Dear Friends,

Last Thursday it was a privilege to be at Craighead Diocesan School for their prize-giving in the morning and leavers’ ball in the evening—the last such events for their retiring Principal, Ms Lindy Graham. It has been an absolute pleasure to work with Lindy through the past 10 years and I wish her and her husband John well for the next chapter of their lives.

On Friday evening, Teresa and I were present for the Laidlaw College graduation, supporting our daughter Alice who has completed her Bachelor of Theology degree. It was a delight, however, to also be there to share celebrations for members of our wider Diocesan family who also graduated. I congratulate the following on their achievements: the Reverend Carolyn Swift (Diploma of Christian Studies); Kathryn Fee, Samuel Fee (Bachelor of Counselling); Jay Brantley, Bethany Smith, Jamie Somerville (Bachelor of Theology); Anne Shave, and Rowena Stevenson (Postgraduate Certificate in Theology (Ministry Supervision).

On Sunday morning the Reverend Cameron Pickering was installed in the Transitional Cathedral as a new Canon of our Cathedral (replacing Ben Truman). Later that day, Teresa and I were at St Paul’s Church, Glenmark, with around 60 others, including the Reverend Dr Elspeth Wingham, Priest-in-Charge of Glenmark-Waikari and Archdeacon Dawn Baldwin (North Canterbury) for the re-dedication of St Paul’s Church, Glenmark. It was wonderful to be in this now safe, reinstated church. Much work remains to be done to fully restore the church (e.g. plastering its walls) but it is exciting that worship services and other community events will be able to be held in St Paul’s again.

Carol Services are a feature of this season. Tonight, all are welcome to the City Mission Carol Service, 7pm at the Transitional Cathedral. Also welcome to all for the annual Cathedral Christmas Carol service on Sunday, 17 December at 7pm—this service is always a highlight of the choral year at the Transitional Cathedral.
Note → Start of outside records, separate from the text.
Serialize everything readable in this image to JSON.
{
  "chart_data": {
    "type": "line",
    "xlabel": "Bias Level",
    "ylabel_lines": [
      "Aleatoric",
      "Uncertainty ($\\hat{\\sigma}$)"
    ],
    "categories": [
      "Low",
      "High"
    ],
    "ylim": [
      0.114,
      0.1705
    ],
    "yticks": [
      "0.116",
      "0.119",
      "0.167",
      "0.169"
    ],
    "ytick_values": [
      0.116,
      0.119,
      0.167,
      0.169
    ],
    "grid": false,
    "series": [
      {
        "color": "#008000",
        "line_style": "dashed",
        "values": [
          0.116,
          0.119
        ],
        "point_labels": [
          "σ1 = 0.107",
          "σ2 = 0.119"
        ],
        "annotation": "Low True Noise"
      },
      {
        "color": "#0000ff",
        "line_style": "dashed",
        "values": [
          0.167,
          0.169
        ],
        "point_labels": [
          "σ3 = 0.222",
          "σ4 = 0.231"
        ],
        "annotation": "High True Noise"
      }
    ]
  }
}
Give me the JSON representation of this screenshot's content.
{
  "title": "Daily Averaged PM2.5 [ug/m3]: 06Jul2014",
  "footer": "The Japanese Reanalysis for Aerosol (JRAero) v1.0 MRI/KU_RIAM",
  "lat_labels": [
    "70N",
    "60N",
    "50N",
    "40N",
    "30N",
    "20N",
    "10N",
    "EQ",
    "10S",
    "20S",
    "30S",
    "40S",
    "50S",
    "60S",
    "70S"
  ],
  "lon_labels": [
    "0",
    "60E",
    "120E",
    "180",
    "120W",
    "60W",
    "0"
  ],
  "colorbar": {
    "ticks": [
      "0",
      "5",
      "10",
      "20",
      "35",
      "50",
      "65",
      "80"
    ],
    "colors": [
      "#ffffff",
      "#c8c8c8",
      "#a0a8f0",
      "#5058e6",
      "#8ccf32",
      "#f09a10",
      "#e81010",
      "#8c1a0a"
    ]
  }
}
There is plenty of good reading in our latest Anglican Life e-magazine (e-format only for this Advent/Christmas publication. Please head to our website to read your copy!

Orders for the 2024 Theology House Lenten studies, A Future of Hope: Answering the Call to Love our Neighbour, are being received. Lent starts early in 2024: Ash Wednesday is 14 February. Details re costs and how to order are at Theology House.

Elsewhere in e-Life we are advertising two “save the dates” for the beginning of our Anglican Campaign—fundraising for the Cathedral Reinstatement Project—in February, 2024. To complete the rising again of our Cathedral in the Square we will need your help. I look forward to meeting with Anglicans from throughout the Diocese at either of the two events. Subsequent to that beginning, there will be communication with all worshipping Anglicans in our Diocese.

I am delighted and grateful that the Reverend John Sheaf will be interim Priest in Charge of the Parish of Opawa-St Martins from 1 February 2024 till late May 2024.

Our new government was voted into office by a collective majority which felt our previous government was out of touch with Kiwis on a number of matters. An obvious challenge for the new government is to keep in touch with Kiwis on many matters. In just a few weeks in office, signals about Te Reo, Te Tiriti and thus generally about the course of Pākehā-Māori relationships through the next three years, raise a question, in my mind at least, about whether this government is tuned into the concerns of Kiwis that participation of Māori in all the benefits of our society is truly an equal participation. Until statistical measures of that participation improve (e.g. that Pākehā and Māori have equal life expectancy), no government’s work on fulfilment of Te Tiriti’s hopes and promises is done. Signals from the Beehive which effectively diminish the importance of Te Reo in the life of our nation and in particular among Māori are not constructive contributions to achieving full equality between Māori and Pākehā. Conversely, protestors at Te Papa diminishing the importance of the English version of Te Tiriti in our continuing national conversation about the meaning of Te Tiriti do not offer a constructive contribution either.

I was going to avoid saying anything this week about the conflict in Gaza but early this morning I noticed a joint declaration has been made by the Prime Ministers of Australia, Canada and New Zealand. It is a comprehensive statement which presses for peace while recognising certain realities of the immediate past and present of the situation, and it continues to press for the only realistic future: a two-state solution in which Hamas plays no part in governance.

Our Gospel reading this coming Sunday, Advent 3, is John 1:6-8, 19-28. As noted last week, John the Baptist appears and reappears during these Sundays of Advent and then, after Christmas, of Epiphany. This reading may seem a puzzling choice for our lectionary, since it seems to repeat aspects of last week’s gospel reading. But it also stretches last week’s reading, offering more insight into who Jesus Christ is, especially the universal scope of the light Christ brings into the world (v. 9).